Facilitating Posttraumatic Growth

The changes that trauma produces are experiential, not merely intellectual, and that is what makes them so powerful for many trauma survivors. This is the same for posttraumatic growth--there is a compelling affective or experiential flavor to it that is important for the clinician to honor. Therefore, the clinician's role is often subtle in this facilitation. The clinician must be well-attuned to the patient when the patient may be in the process of reconstructing schemas, thinking dialectically, recognizing paradox and generating a revised life narrative. What follows are some general guidelines for this process. More extensive discussion and case examples can be found in Calhoun and Tedeschi (1999).

Attention to elements of posttraumatic growth is compatible with a wide variety of approaches that are currently utilized to help people who are dealing with trauma. Initially, clinicians should address high levels of emotional distress, providing the kind of support that can help make this distress manageable (Tedeschi and Calhoun, 1995). Allowing a distressed patient to regain the ability to cognitively engage the aftermath of the trauma in a rather deliberate fashion will promote the possibility for posttraumatic growth.

Clinicians must feel comfortable and be willing to help their patients process their cognitive engagements with existential or spiritual matters and generally respect and work within the existential framework that patients have developed or are trying to rebuild in the aftermath of a trauma. Further-more, although individual patients may need additional specific interventions designed to alleviate crisis-related psychological symptoms, listening--without necessarily trying to solve--tends to allow patients to process trauma into growth (Calhoun and Tedeschi, 1999). In fact, one way of insuring that clinicians practice this sort of approach is to relate to the trauma survivor's story in a personal manner. Being changed oneself as a result of listening to the story of the trauma and its aftermath communicates the highest degree of respect for the patient and encourages them to see the value in their own experience. This acknowledged value is a short step away from posttraumatic growth.

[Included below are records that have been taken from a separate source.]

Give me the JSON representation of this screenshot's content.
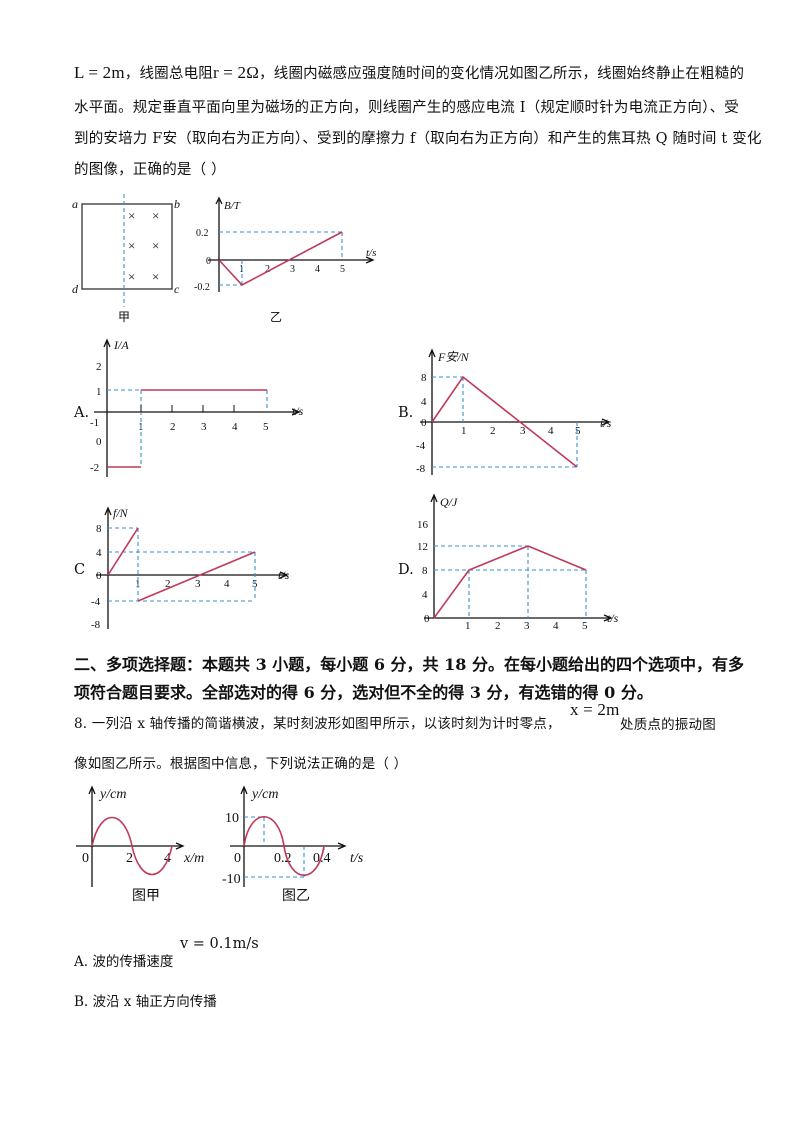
{
  "question7": {
    "line1_a": "L = 2m",
    "line1_b": "，线圈总电阻",
    "line1_c": "r = 2Ω",
    "line1_d": "，线圈内磁感应强度随时间的变化情况如图乙所示，线圈始终静止在粗糙的",
    "line2": "水平面。规定垂直平面向里为磁场的正方向，则线圈产生的感应电流 I（规定顺时针为电流正方向）、受",
    "line3": "到的安培力 F安（取向右为正方向）、受到的摩擦力 f（取向右为正方向）和产生的焦耳热 Q 随时间 t 变化",
    "line4": "的图像，正确的是（      ）",
    "fig_jia": {
      "corners": [
        "a",
        "b",
        "c",
        "d"
      ],
      "cross": "×",
      "caption": "甲"
    },
    "fig_yi": {
      "caption": "乙",
      "ylabel": "B/T",
      "xlabel": "t/s",
      "origin": "0",
      "yticks": [
        "0.2",
        "-0.2"
      ],
      "xticks": [
        "1",
        "2",
        "3",
        "4",
        "5"
      ]
    },
    "options": [
      {
        "letter": "A.",
        "ylabel": "I/A",
        "xlabel": "t/s",
        "origin": "0",
        "yticks": [
          "2",
          "1",
          "-1",
          "-2"
        ],
        "xticks": [
          "1",
          "2",
          "3",
          "4",
          "5"
        ]
      },
      {
        "letter": "B.",
        "ylabel": "F安/N",
        "xlabel": "t/s",
        "origin": "0",
        "yticks": [
          "8",
          "4",
          "-4",
          "-8"
        ],
        "xticks": [
          "1",
          "2",
          "3",
          "4",
          "5"
        ]
      },
      {
        "letter": "C",
        "ylabel": "f/N",
        "xlabel": "t/s",
        "origin": "0",
        "yticks": [
          "8",
          "4",
          "-4",
          "-8"
        ],
        "xticks": [
          "1",
          "2",
          "3",
          "4",
          "5"
        ]
      },
      {
        "letter": "D.",
        "ylabel": "Q/J",
        "xlabel": "t/s",
        "origin": "0",
        "yticks": [
          "16",
          "12",
          "8",
          "4"
        ],
        "xticks": [
          "1",
          "2",
          "3",
          "4",
          "5"
        ]
      }
    ]
  },
  "section2": {
    "heading1": "二、多项选择题：本题共 3 小题，每小题 6 分，共 18 分。在每小题给出的四个选项中，有多",
    "heading2": "项符合题目要求。全部选对的得 6 分，选对但不全的得 3 分，有选错的得 0 分。"
  },
  "question8": {
    "line1_a": "8. 一列沿 x 轴传播的简谐横波，某时刻波形如图甲所示，以该时刻为计时零点，",
    "line1_math": "x = 2m",
    "line1_b": "处质点的振动图",
    "line2": "像如图乙所示。根据图中信息，下列说法正确的是（      ）",
    "fig_jia": {
      "ylabel": "y/cm",
      "xlabel": "x/m",
      "origin": "0",
      "xticks": [
        "2",
        "4"
      ],
      "caption": "图甲"
    },
    "fig_yi": {
      "ylabel": "y/cm",
      "xlabel": "t/s",
      "origin": "0",
      "yticks": [
        "10",
        "-10"
      ],
      "xticks": [
        "0.2",
        "0.4"
      ],
      "caption": "图乙"
    },
    "optA_text": "A. 波的传播速度",
    "optA_math": "v = 0.1m/s",
    "optB_text": "B. 波沿 x 轴正方向传播"
  }
}
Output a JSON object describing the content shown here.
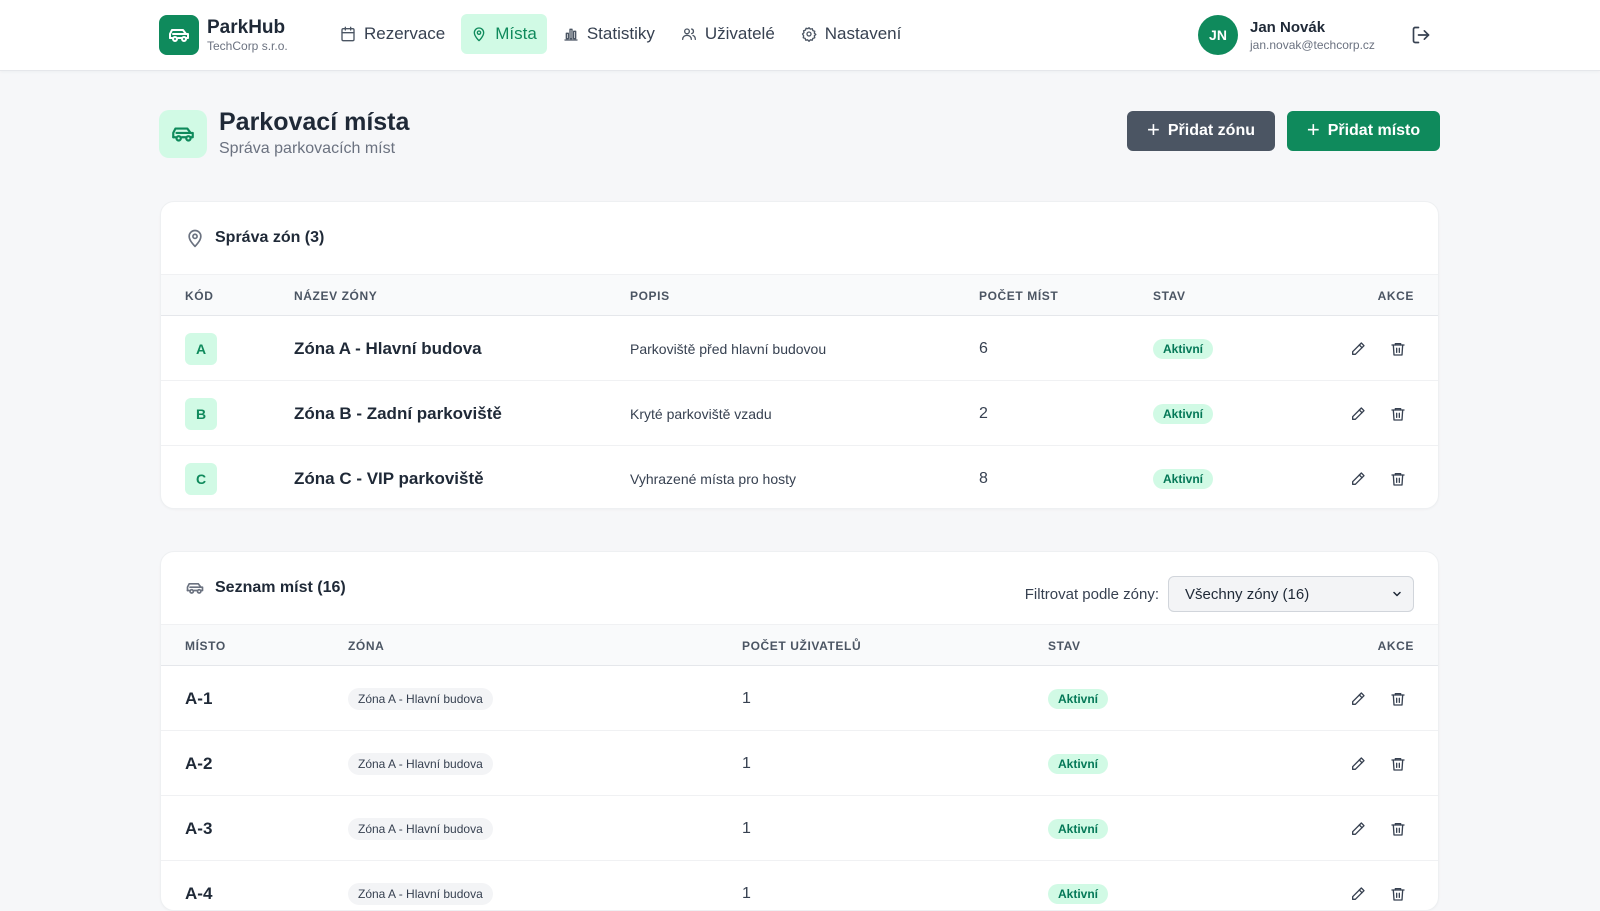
{
  "brand": {
    "name": "ParkHub",
    "org": "TechCorp s.r.o."
  },
  "nav": [
    {
      "label": "Rezervace",
      "icon": "calendar-icon",
      "active": false
    },
    {
      "label": "Místa",
      "icon": "map-pin-icon",
      "active": true
    },
    {
      "label": "Statistiky",
      "icon": "bar-chart-icon",
      "active": false
    },
    {
      "label": "Uživatelé",
      "icon": "users-icon",
      "active": false
    },
    {
      "label": "Nastavení",
      "icon": "gear-icon",
      "active": false
    }
  ],
  "user": {
    "initials": "JN",
    "name": "Jan Novák",
    "email": "jan.novak@techcorp.cz"
  },
  "page": {
    "title": "Parkovací místa",
    "subtitle": "Správa parkovacích míst"
  },
  "actions": {
    "add_zone": "Přidat zónu",
    "add_spot": "Přidat místo"
  },
  "zones": {
    "title": "Správa zón (3)",
    "columns": [
      "KÓD",
      "NÁZEV ZÓNY",
      "POPIS",
      "POČET MÍST",
      "STAV",
      "AKCE"
    ],
    "rows": [
      {
        "code": "A",
        "name": "Zóna A - Hlavní budova",
        "desc": "Parkoviště před hlavní budovou",
        "count": "6",
        "status": "Aktivní"
      },
      {
        "code": "B",
        "name": "Zóna B - Zadní parkoviště",
        "desc": "Kryté parkoviště vzadu",
        "count": "2",
        "status": "Aktivní"
      },
      {
        "code": "C",
        "name": "Zóna C - VIP parkoviště",
        "desc": "Vyhrazené místa pro hosty",
        "count": "8",
        "status": "Aktivní"
      }
    ]
  },
  "spots": {
    "title": "Seznam míst (16)",
    "filter_label": "Filtrovat podle zóny:",
    "filter_value": "Všechny zóny (16)",
    "columns": [
      "MÍSTO",
      "ZÓNA",
      "POČET UŽIVATELŮ",
      "STAV",
      "AKCE"
    ],
    "rows": [
      {
        "spot": "A-1",
        "zone": "Zóna A - Hlavní budova",
        "users": "1",
        "status": "Aktivní"
      },
      {
        "spot": "A-2",
        "zone": "Zóna A - Hlavní budova",
        "users": "1",
        "status": "Aktivní"
      },
      {
        "spot": "A-3",
        "zone": "Zóna A - Hlavní budova",
        "users": "1",
        "status": "Aktivní"
      },
      {
        "spot": "A-4",
        "zone": "Zóna A - Hlavní budova",
        "users": "1",
        "status": "Aktivní"
      }
    ]
  },
  "colors": {
    "accent": "#0f8a5c",
    "accent_light": "#d1fae5",
    "secondary_button": "#4b5563"
  }
}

The immediate aftermath of tragedy is a time during which clinicians must be particularly sensitive to the psychological needs of the patient. Never engage in the insensitive introduction of didactic information or trite comments about growth coming from suffering. This is not to say that systematic treatment programs designed for trauma survivors should not include growth-related components, because these may indeed be helpful (Antoni et al., 2001). A posttraumatic growth perspective can be used even in critical incident stress management (Calhoun and Tedeschi, 2000). However, even as part of a systematic intervention program, matters related to growth are best addressed after the individual has had a sufficient amount of time to adapt to the aftermath of the trauma.

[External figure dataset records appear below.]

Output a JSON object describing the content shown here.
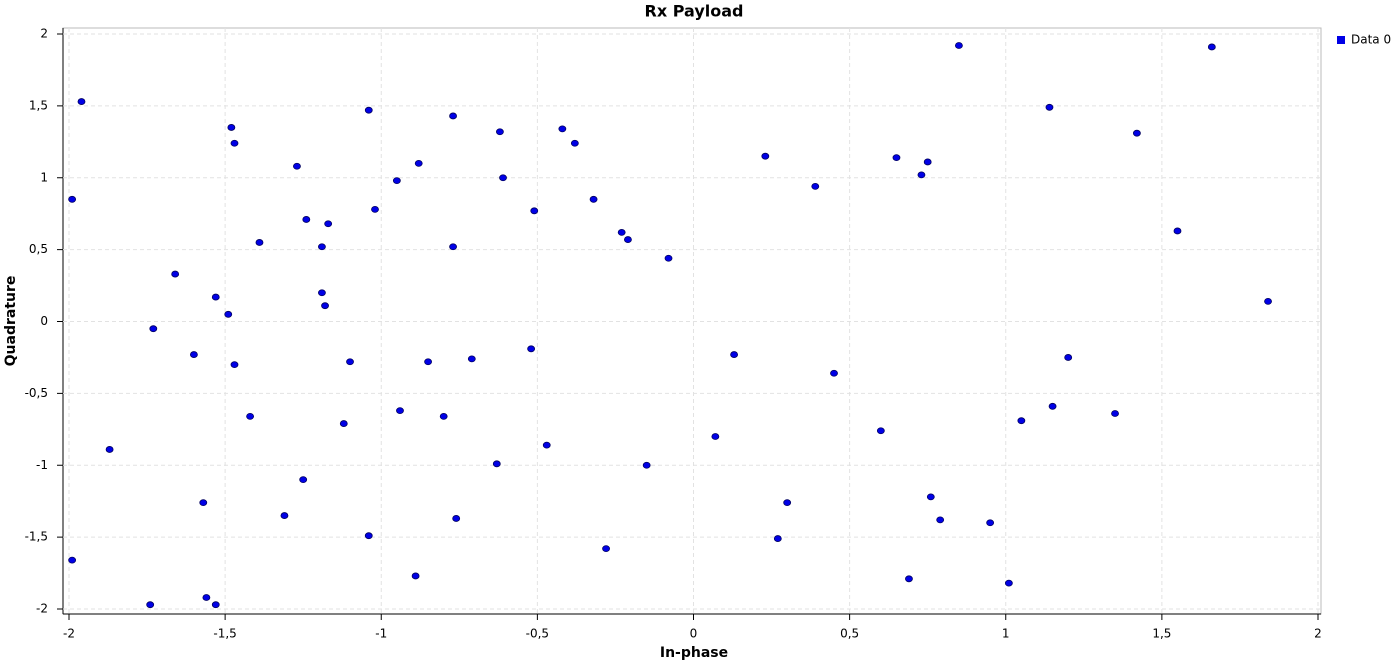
{
  "chart_data": {
    "type": "scatter",
    "title": "Rx Payload",
    "x_label": "In-phase",
    "y_label": "Quadrature",
    "xlim": [
      -2,
      2
    ],
    "ylim": [
      -2,
      2
    ],
    "xticks": [
      -2,
      {
        "value": -1.5,
        "label": "-1,5"
      },
      -1,
      {
        "value": -0.5,
        "label": "-0,5"
      },
      0,
      {
        "value": 0.5,
        "label": "0,5"
      },
      1,
      {
        "value": 1.5,
        "label": "1,5"
      },
      2
    ],
    "yticks": [
      -2,
      {
        "value": -1.5,
        "label": "-1,5"
      },
      -1,
      {
        "value": -0.5,
        "label": "-0,5"
      },
      0,
      {
        "value": 0.5,
        "label": "0,5"
      },
      1,
      {
        "value": 1.5,
        "label": "1,5"
      },
      2
    ],
    "grid": true,
    "legend": "top-right",
    "series": [
      {
        "name": "Data 0",
        "color": "#0000e6",
        "x": [
          -1.99,
          -1.96,
          -1.99,
          -1.87,
          -1.74,
          -1.73,
          -1.66,
          -1.6,
          -1.57,
          -1.56,
          -1.53,
          -1.53,
          -1.49,
          -1.48,
          -1.47,
          -1.47,
          -1.42,
          -1.39,
          -1.31,
          -1.27,
          -1.25,
          -1.24,
          -1.19,
          -1.19,
          -1.18,
          -1.17,
          -1.12,
          -1.1,
          -1.04,
          -1.04,
          -1.02,
          -0.95,
          -0.94,
          -0.89,
          -0.88,
          -0.85,
          -0.8,
          -0.77,
          -0.77,
          -0.76,
          -0.71,
          -0.63,
          -0.62,
          -0.61,
          -0.52,
          -0.51,
          -0.47,
          -0.42,
          -0.38,
          -0.32,
          -0.28,
          -0.23,
          -0.21,
          -0.15,
          -0.08,
          0.07,
          0.13,
          0.23,
          0.27,
          0.3,
          0.39,
          0.45,
          0.6,
          0.65,
          0.69,
          0.73,
          0.75,
          0.76,
          0.79,
          0.85,
          0.95,
          1.01,
          1.05,
          1.14,
          1.15,
          1.2,
          1.35,
          1.42,
          1.55,
          1.66,
          1.84
        ],
        "values": [
          0.85,
          1.53,
          -1.66,
          -0.89,
          -1.97,
          -0.05,
          0.33,
          -0.23,
          -1.26,
          -1.92,
          0.17,
          -1.97,
          0.05,
          1.35,
          1.24,
          -0.3,
          -0.66,
          0.55,
          -1.35,
          1.08,
          -1.1,
          0.71,
          0.52,
          0.2,
          0.11,
          0.68,
          -0.71,
          -0.28,
          1.47,
          -1.49,
          0.78,
          0.98,
          -0.62,
          -1.77,
          1.1,
          -0.28,
          -0.66,
          0.52,
          1.43,
          -1.37,
          -0.26,
          -0.99,
          1.32,
          1.0,
          -0.19,
          0.77,
          -0.86,
          1.34,
          1.24,
          0.85,
          -1.58,
          0.62,
          0.57,
          -1.0,
          0.44,
          -0.8,
          -0.23,
          1.15,
          -1.51,
          -1.26,
          0.94,
          -0.36,
          -0.76,
          1.14,
          -1.79,
          1.02,
          1.11,
          -1.22,
          -1.38,
          1.92,
          -1.4,
          -1.82,
          -0.69,
          1.49,
          -0.59,
          -0.25,
          -0.64,
          1.31,
          0.63,
          1.91,
          0.14
        ]
      }
    ]
  }
}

Caveats About Posttraumatic Growth

In order to clarify the clinical perspective on posttraumatic growth, we offer these reminders. First, posttraumatic growth occurs in the context of suffering and significant psychological struggle, and a focus on this growth should not come at the expense of empathy for the pain and suffering of trauma survivors. For most trauma survivors, posttraumatic growth and distress will coexist, and the growth emerges from the struggle with coping, not from the trauma itself. Second, trauma is not necessary for growth. Individuals can mature and develop in meaningful ways without experiencing tragedy or trauma. Third, in no way are we suggesting that trauma is "good." We regard life crises, loss and trauma as undesirable, and our wish would be that nobody would have to experience such life events. Fourth, posttraumatic growth is neither universal nor inevitable. Although a majority of individuals experiencing a wide array of highly challenging life circumstances experience posttraumatic growth, there are also a significant number of people who experience little or no growth in their struggle with trauma. This sort of outcome is quite acceptable--we are not raising the bar on trauma survivors, so that they are to be expected to show posttraumatic growth before being considered recovered.